Hal serupa juga diungkapkan oleh mantan wakil ketua KPK Busyro Muqoddas, Yayasan Lembaga Bantuan
Hukum Indonesia (YLBHI), Indonesia Corruption Watch (ICW) serta Konfederasi Persatuan buruh
Indonesia (KPBI) yang tergabung dalam Tim Advokasi Selamatkan KPK selaku Pemohon Perkara Nomor
47/PUU-XV/2017.

Kemudian beberapa pemohon perseorangan juga mengajukan permohonan serupa yang teregistrasi
dengan Nomor 36/PUU-XV/2017 dan 37/PUU-XV/2017.

Sosiologis

Adanya hak angket terhadap kpk hal ini meresakan masyarakat karena ibarat menangkap ikan dengan
cara di bom sehingga akan merusak suatu tatanan padahal ada cara lain dengan mengunakan jaring,
bom ibarat sebuah hak angket karena itu merupakan senjata pamungkas yang dimuliki oleh dpr swbagai
wakil rakyat, masyarakat akan takut apabila hak angket ini terhadap kpk akan
melemahkan/menghancurkan suatu tatanan, apalagi di negara ini lembaga kpk adalah lembaga satu-
satunya yang menangani masalah korupsi, degan adanya hak angket ditakutkan akan menghambat
kinerja kpk dalam meberantas korupsi

Hasil survei Saiful Mujani Research dan Consulting (SMRC) menunjukkan bahwa hak angket yang
digulirkan DPR RI bukan merupakan hasil aspirasi rakyat.

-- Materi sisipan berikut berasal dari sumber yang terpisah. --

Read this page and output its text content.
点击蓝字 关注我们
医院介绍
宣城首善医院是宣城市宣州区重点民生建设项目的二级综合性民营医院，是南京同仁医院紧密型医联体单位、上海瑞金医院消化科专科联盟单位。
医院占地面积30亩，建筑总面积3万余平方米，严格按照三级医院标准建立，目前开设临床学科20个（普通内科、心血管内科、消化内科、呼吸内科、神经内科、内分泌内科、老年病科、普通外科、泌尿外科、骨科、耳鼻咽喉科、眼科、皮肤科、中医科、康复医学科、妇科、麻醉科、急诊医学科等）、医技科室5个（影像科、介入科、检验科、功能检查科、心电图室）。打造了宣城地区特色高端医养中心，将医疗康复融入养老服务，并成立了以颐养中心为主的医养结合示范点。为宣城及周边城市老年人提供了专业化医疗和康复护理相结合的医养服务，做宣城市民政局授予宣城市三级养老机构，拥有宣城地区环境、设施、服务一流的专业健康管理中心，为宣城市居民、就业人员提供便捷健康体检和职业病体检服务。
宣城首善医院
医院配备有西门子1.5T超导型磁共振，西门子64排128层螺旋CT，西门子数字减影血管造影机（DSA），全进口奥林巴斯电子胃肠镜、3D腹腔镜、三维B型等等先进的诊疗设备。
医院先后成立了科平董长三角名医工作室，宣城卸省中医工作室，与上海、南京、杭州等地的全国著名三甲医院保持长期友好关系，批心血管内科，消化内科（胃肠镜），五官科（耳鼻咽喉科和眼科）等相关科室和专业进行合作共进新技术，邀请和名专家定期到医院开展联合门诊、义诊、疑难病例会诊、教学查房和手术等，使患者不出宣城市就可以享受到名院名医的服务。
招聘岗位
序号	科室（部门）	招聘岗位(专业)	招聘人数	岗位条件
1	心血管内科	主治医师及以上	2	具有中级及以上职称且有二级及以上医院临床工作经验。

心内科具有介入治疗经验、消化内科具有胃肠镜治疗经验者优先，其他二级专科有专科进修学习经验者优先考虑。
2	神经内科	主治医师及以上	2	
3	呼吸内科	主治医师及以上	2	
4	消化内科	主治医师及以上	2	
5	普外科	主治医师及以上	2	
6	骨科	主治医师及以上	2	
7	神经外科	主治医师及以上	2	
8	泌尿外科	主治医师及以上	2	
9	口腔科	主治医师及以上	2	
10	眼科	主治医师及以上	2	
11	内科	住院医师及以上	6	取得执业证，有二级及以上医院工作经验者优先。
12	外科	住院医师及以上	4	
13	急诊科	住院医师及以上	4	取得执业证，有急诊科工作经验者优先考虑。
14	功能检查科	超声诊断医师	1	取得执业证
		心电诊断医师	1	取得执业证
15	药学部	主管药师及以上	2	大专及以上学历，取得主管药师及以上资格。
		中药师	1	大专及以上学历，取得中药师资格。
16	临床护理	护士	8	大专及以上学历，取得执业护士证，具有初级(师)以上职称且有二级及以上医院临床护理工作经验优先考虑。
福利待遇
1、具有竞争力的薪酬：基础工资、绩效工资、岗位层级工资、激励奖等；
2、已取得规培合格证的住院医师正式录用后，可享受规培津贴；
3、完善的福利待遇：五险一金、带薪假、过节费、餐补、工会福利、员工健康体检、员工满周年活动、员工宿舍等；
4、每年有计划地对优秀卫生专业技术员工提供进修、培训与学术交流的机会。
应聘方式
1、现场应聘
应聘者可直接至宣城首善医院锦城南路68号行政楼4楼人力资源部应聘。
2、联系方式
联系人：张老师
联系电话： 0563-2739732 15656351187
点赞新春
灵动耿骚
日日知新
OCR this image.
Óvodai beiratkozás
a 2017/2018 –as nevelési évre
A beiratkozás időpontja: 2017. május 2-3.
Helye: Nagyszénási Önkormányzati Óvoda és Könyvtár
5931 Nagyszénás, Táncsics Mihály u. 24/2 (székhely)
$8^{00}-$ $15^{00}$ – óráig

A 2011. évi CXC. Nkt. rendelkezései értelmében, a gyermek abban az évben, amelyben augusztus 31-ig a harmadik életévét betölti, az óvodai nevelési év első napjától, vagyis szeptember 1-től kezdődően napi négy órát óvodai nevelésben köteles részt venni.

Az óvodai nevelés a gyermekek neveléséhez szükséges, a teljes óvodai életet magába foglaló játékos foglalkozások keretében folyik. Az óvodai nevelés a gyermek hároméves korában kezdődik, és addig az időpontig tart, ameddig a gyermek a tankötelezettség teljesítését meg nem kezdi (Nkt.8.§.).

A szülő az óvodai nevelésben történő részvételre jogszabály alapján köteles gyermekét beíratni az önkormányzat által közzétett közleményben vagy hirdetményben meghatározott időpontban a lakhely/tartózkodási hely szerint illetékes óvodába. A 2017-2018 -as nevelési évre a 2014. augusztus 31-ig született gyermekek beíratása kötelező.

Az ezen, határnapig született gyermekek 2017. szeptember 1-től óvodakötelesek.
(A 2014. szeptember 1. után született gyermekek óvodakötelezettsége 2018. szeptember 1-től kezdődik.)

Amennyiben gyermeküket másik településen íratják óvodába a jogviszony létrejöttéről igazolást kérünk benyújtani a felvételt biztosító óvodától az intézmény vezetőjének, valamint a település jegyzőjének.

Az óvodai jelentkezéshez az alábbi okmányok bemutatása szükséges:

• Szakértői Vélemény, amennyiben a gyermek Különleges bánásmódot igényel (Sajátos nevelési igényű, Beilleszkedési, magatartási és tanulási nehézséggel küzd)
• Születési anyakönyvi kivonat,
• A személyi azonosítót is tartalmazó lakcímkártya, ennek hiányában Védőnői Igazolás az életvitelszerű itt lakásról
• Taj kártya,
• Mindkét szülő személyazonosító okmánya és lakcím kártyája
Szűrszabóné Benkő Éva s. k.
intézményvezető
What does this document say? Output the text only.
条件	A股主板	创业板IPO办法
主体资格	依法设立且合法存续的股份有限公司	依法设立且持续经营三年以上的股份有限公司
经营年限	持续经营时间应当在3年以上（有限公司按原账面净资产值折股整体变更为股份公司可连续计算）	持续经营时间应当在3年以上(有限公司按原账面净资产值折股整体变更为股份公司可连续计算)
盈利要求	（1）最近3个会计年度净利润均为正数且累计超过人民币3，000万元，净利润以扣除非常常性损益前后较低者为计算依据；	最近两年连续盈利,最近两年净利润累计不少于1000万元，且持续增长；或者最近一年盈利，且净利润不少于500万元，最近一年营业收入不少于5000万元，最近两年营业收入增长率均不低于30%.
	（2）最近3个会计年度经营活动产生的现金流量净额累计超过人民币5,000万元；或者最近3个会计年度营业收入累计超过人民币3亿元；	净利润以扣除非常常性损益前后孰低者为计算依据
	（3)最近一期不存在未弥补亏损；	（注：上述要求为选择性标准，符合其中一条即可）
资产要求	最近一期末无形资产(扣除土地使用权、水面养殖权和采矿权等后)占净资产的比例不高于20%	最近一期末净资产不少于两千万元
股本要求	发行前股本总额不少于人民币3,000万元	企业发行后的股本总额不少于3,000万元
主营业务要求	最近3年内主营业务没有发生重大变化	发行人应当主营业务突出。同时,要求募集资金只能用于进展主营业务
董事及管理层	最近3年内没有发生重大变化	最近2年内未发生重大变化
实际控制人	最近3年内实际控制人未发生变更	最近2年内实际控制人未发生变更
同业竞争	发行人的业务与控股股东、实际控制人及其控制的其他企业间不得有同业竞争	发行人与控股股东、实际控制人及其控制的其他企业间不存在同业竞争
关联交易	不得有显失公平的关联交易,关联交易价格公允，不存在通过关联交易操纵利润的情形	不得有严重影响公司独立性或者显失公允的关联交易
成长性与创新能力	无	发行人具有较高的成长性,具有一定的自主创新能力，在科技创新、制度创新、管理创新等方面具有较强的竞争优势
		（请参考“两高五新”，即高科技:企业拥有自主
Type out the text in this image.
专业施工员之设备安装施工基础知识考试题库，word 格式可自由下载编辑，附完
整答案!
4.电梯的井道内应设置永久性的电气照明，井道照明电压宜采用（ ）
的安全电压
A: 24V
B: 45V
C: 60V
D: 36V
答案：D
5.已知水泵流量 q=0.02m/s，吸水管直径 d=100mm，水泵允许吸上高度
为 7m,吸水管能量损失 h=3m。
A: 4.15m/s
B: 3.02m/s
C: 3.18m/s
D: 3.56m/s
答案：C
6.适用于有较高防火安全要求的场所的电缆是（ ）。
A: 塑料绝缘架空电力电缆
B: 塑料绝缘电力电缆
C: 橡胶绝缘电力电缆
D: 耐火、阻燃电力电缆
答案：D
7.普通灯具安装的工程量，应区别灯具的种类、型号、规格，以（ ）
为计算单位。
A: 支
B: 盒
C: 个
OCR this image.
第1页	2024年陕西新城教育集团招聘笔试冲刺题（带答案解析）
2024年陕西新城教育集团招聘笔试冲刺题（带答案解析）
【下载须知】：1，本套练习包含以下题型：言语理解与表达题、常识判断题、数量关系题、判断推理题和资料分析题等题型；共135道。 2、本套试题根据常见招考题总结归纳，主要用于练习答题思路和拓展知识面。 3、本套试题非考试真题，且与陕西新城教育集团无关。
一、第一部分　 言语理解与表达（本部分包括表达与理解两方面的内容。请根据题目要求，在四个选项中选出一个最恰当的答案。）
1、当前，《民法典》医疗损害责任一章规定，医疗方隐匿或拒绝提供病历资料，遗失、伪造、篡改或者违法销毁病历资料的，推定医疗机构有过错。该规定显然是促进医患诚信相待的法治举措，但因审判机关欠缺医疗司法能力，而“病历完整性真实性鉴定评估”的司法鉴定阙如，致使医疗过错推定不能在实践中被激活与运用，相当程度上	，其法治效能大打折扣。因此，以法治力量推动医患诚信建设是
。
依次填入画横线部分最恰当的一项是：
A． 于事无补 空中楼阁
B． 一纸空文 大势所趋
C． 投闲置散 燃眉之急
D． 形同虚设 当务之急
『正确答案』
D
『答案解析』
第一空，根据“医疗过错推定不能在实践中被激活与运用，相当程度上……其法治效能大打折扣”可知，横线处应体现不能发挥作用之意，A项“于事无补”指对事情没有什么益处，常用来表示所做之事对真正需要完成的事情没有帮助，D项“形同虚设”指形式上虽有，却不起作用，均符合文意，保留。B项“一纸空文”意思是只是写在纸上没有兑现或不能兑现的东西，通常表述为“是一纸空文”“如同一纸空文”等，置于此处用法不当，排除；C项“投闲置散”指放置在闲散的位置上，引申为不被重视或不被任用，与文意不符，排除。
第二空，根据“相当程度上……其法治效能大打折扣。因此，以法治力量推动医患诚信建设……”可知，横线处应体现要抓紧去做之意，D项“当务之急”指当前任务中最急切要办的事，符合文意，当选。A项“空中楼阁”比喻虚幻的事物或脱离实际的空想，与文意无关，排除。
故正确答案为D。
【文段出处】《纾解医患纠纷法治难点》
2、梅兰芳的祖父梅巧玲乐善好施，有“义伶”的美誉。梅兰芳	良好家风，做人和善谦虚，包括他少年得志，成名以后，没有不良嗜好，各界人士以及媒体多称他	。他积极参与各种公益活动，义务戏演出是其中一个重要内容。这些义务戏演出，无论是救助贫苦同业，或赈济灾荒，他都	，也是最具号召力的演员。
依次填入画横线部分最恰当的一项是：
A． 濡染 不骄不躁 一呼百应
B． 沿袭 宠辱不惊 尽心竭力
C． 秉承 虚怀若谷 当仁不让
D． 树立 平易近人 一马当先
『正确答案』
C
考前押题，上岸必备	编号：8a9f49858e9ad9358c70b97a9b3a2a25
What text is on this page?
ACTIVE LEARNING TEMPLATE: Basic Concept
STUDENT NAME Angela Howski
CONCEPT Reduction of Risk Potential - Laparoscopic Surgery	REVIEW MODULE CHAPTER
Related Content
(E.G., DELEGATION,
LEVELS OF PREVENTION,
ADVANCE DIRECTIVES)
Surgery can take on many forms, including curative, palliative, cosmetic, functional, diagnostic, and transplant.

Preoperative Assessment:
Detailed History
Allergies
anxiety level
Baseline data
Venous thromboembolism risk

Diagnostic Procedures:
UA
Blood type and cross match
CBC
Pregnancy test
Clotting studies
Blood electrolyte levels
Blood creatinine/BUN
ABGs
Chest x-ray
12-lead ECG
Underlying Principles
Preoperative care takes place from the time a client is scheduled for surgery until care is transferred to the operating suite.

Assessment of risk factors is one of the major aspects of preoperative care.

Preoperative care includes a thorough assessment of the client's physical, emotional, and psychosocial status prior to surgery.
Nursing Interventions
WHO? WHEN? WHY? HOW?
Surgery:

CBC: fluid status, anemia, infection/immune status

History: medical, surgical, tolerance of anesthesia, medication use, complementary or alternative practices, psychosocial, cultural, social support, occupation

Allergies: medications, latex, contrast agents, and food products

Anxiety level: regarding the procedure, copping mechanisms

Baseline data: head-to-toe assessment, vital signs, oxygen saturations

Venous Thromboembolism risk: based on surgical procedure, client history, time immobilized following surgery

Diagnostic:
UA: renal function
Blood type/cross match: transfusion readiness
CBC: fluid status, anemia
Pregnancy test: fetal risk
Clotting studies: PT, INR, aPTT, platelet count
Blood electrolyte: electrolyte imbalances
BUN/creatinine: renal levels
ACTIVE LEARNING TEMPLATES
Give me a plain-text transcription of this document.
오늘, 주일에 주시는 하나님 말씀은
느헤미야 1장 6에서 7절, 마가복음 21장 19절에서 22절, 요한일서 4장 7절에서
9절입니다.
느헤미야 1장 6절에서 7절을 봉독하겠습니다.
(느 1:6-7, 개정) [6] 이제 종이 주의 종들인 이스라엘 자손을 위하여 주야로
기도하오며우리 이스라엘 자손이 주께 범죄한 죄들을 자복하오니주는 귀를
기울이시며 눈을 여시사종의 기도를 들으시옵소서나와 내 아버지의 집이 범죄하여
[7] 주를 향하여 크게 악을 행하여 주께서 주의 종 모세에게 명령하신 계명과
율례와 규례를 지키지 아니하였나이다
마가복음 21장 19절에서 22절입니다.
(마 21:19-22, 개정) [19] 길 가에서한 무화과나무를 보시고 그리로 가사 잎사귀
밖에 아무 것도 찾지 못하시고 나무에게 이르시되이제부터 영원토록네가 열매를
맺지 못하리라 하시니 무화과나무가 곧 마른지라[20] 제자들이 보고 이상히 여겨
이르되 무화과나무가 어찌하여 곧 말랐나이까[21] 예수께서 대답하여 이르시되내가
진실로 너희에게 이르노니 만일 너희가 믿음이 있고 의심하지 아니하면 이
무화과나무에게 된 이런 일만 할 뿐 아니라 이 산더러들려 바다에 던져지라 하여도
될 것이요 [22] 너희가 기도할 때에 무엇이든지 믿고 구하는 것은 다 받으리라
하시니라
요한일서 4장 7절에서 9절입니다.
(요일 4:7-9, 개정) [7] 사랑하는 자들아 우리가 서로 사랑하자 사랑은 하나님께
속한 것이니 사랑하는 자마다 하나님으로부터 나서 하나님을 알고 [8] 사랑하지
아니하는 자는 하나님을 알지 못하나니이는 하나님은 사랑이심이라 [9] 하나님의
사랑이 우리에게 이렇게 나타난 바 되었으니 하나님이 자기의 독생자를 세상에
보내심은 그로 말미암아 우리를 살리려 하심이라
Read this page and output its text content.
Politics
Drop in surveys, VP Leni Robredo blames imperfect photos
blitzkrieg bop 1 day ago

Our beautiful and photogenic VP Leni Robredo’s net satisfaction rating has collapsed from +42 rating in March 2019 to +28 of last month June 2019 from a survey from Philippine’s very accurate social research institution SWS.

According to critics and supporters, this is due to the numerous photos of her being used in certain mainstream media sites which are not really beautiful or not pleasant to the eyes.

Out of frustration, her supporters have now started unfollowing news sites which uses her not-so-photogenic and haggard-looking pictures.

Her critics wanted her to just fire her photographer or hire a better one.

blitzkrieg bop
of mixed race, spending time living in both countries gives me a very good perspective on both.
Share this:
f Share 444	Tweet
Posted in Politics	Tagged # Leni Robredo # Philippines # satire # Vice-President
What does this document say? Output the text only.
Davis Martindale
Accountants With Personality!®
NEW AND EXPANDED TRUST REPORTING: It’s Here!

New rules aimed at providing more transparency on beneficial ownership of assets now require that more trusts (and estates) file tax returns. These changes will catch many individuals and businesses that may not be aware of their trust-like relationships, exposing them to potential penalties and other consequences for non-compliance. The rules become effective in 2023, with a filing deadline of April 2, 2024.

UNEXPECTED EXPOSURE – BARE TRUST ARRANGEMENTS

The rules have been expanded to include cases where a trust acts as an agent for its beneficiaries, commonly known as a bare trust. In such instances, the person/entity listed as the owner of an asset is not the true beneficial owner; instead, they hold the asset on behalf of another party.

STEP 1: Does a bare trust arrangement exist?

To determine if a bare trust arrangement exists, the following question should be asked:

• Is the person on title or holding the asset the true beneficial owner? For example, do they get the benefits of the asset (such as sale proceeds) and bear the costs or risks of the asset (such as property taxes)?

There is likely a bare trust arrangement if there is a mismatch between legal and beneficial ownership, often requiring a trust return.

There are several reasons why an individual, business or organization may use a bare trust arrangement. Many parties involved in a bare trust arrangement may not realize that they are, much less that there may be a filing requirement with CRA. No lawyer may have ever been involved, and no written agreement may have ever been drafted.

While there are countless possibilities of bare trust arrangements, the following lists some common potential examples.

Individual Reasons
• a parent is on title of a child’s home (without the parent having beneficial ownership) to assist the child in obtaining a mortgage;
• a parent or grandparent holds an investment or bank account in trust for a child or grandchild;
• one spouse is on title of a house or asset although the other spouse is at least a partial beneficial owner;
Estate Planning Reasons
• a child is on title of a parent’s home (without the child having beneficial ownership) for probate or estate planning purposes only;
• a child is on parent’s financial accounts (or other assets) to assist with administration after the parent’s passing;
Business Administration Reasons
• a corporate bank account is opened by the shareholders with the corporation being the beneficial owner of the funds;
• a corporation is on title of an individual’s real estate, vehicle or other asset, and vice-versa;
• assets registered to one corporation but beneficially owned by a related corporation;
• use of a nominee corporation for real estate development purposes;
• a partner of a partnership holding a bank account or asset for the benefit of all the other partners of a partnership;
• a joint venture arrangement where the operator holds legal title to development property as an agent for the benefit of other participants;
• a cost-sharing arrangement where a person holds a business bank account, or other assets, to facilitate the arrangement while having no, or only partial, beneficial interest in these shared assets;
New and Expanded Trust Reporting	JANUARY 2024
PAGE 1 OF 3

Lantas, hak angket oleh wakil rakyat di Senayan itu justru mewakili siapa?
Pada survei yang dilakukan periode 14 Mei sampai 20 Mei 2017 dengan 1.350 responden tersebut, 65
persen responden menilai langkah DPR mengunakan hak angket terhadap KPK tidak dapat dibenarkan.

Hanya 29,5 persen responden yang menyatakan langkah DPR menggunakan hak angket bisa dibenarkan,
sementara 5,6 persen responden yang tidak tahu atau tidak menjawab.

Direktur Program SMRC Sirojudin Abbas menyatakan, temuan ini menunjukkan publik menolak DPR
menggunakan hak angket terhadap KPK. Padahal, lanjut Abbas, DPR dalam pengawasan terhadap
pelaksana negara, termasuk KPK, harus menyalurkan aspirasi rakyat yang diwakilinya.

"DPR ternyata tidak mewakili aspirasi atau kepentingan rakyat. Rakyat umumnya (pada hasil survei) tidak
membenarkan penggunaan hak angket untuk KPK. Lalu, DPR mewakili siapa?